On May 22, 2010, at 3:18 PM, Kristofer Munsterhjelm wrote:

Juho wrote:
Simple question, simple answer. Use lists between parties (or other groupings) and candidate ranking within them. Open lists try to implement proportionality within the lists in one quite primitive way. Use of candidate ranking within the parties allows us to offer also proper party internal proportionality.

It seems easy enough to generalize, at least given how proportional ordering methods have been mentioned lately:

- Each voter votes for a list, and can rank this list if he wants to.
- Once the election is done, the authority calculates the number of seats given to each party, as well as a proportional ordering for each party. - Each party gets the top n candidates on its proportional ordering, where n is the number of seats allocated to that party.

Yes. Use of proportional ordering is not a requirement though. One could as well count the n proportional representatives directly at one go. (And in elections with open list tradition one could require that all votes are to individual candidates in any case => one or more of them ranked.)


A more complex version might give the party itself some say in the ordering; e.g. the voters' ballots may count as 75% of total while the predefined party order counts as 25% of total.
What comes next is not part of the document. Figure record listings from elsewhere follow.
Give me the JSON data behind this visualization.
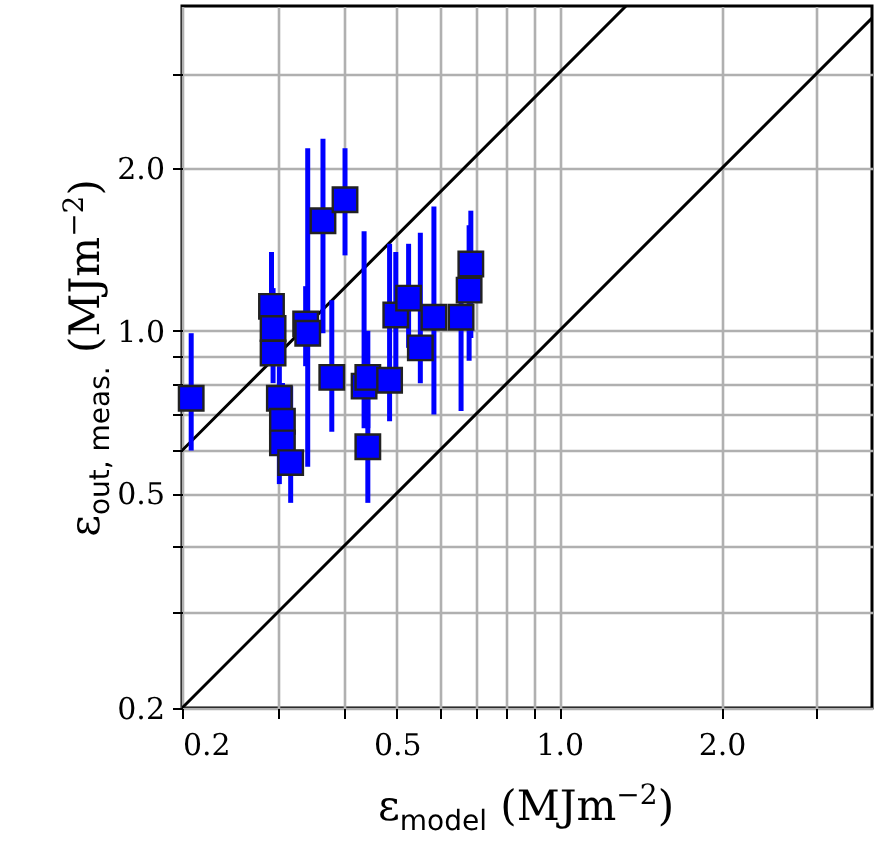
{
  "chart_data": {
    "type": "scatter",
    "xlabel": "ε$_{model}$ (MJm$^{−2}$)",
    "ylabel": "ε$_{out, meas.}$ (MJm$^{−2}$)",
    "log": "xy",
    "grid": true,
    "xlim": [
      0.2,
      3.8
    ],
    "ylim": [
      0.2,
      4
    ],
    "xticks": [
      0.2,
      {
        "value": 0.3,
        "label": null
      },
      {
        "value": 0.4,
        "label": null
      },
      0.5,
      {
        "value": 0.6,
        "label": null
      },
      {
        "value": 0.7,
        "label": null
      },
      {
        "value": 0.8,
        "label": null
      },
      {
        "value": 0.9,
        "label": null
      },
      {
        "value": 1,
        "label": "1.0"
      },
      {
        "value": 2,
        "label": "2.0"
      },
      {
        "value": 3,
        "label": null
      }
    ],
    "yticks": [
      0.2,
      {
        "value": 0.3,
        "label": null
      },
      {
        "value": 0.4,
        "label": null
      },
      0.5,
      {
        "value": 0.6,
        "label": null
      },
      {
        "value": 0.7,
        "label": null
      },
      {
        "value": 0.8,
        "label": null
      },
      {
        "value": 0.9,
        "label": null
      },
      {
        "value": 1,
        "label": "1.0"
      },
      {
        "value": 2,
        "label": "2.0"
      },
      {
        "value": 3,
        "label": null
      }
    ],
    "series": [
      {
        "type": "line",
        "color": "#000000",
        "line_style": "solid",
        "x": [
          0.2,
          3.8
        ],
        "values": [
          0.2,
          3.8
        ]
      },
      {
        "type": "line",
        "color": "#000000",
        "line_style": "solid",
        "x": [
          0.2,
          1.33
        ],
        "values": [
          0.6,
          4
        ]
      },
      {
        "color": "#0000ff",
        "marker": "square",
        "x": [
          0.208,
          0.293,
          0.295,
          0.295,
          0.303,
          0.307,
          0.307,
          0.318,
          0.339,
          0.342,
          0.365,
          0.379,
          0.401,
          0.435,
          0.442,
          0.442,
          0.485,
          0.498,
          0.526,
          0.553,
          0.586,
          0.658,
          0.681,
          0.686
        ],
        "values": [
          0.75,
          1.11,
          1.01,
          0.91,
          0.75,
          0.68,
          0.62,
          0.57,
          1.03,
          0.99,
          1.6,
          0.82,
          1.75,
          0.79,
          0.82,
          0.61,
          0.81,
          1.07,
          1.15,
          0.93,
          1.06,
          1.06,
          1.19,
          1.33
        ],
        "errors": [
          [
            0.6,
            0.99
          ],
          [
            1.11,
            1.4
          ],
          [
            1.01,
            1.2
          ],
          [
            0.8,
            1.05
          ],
          [
            0.52,
            0.86
          ],
          [
            0.54,
            0.8
          ],
          [
            0.54,
            0.8
          ],
          [
            0.48,
            0.79
          ],
          [
            0.86,
            1.21
          ],
          [
            0.56,
            2.18
          ],
          [
            0.99,
            2.27
          ],
          [
            0.65,
            1.14
          ],
          [
            1.38,
            2.18
          ],
          [
            0.66,
            1.53
          ],
          [
            0.66,
            1.0
          ],
          [
            0.48,
            0.75
          ],
          [
            0.68,
            1.45
          ],
          [
            0.85,
            1.4
          ],
          [
            0.93,
            1.45
          ],
          [
            0.8,
            1.52
          ],
          [
            0.7,
            1.7
          ],
          [
            0.71,
            1.25
          ],
          [
            0.88,
            1.57
          ],
          [
            0.97,
            1.67
          ]
        ]
      }
    ]
  }
}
If the percentages are 0 and 100 respectively, you have ordinary closed list. (Yet another approach would be to have the party order count as a fixed *number* of ballots - if few people bother to rank, the party order is strong so that it can counter the noise of the few ballots that have been submitted, while if many people do, there's less noise and so the err-default rank should matter less.)

One approach if one wants to give the party some say when determining the representatives would be to allow the party to complete the short votes with the predetermined party ordering. In that case the voters could determine the representatives 100% if they so wish, and the party could have more say if the voters don't care.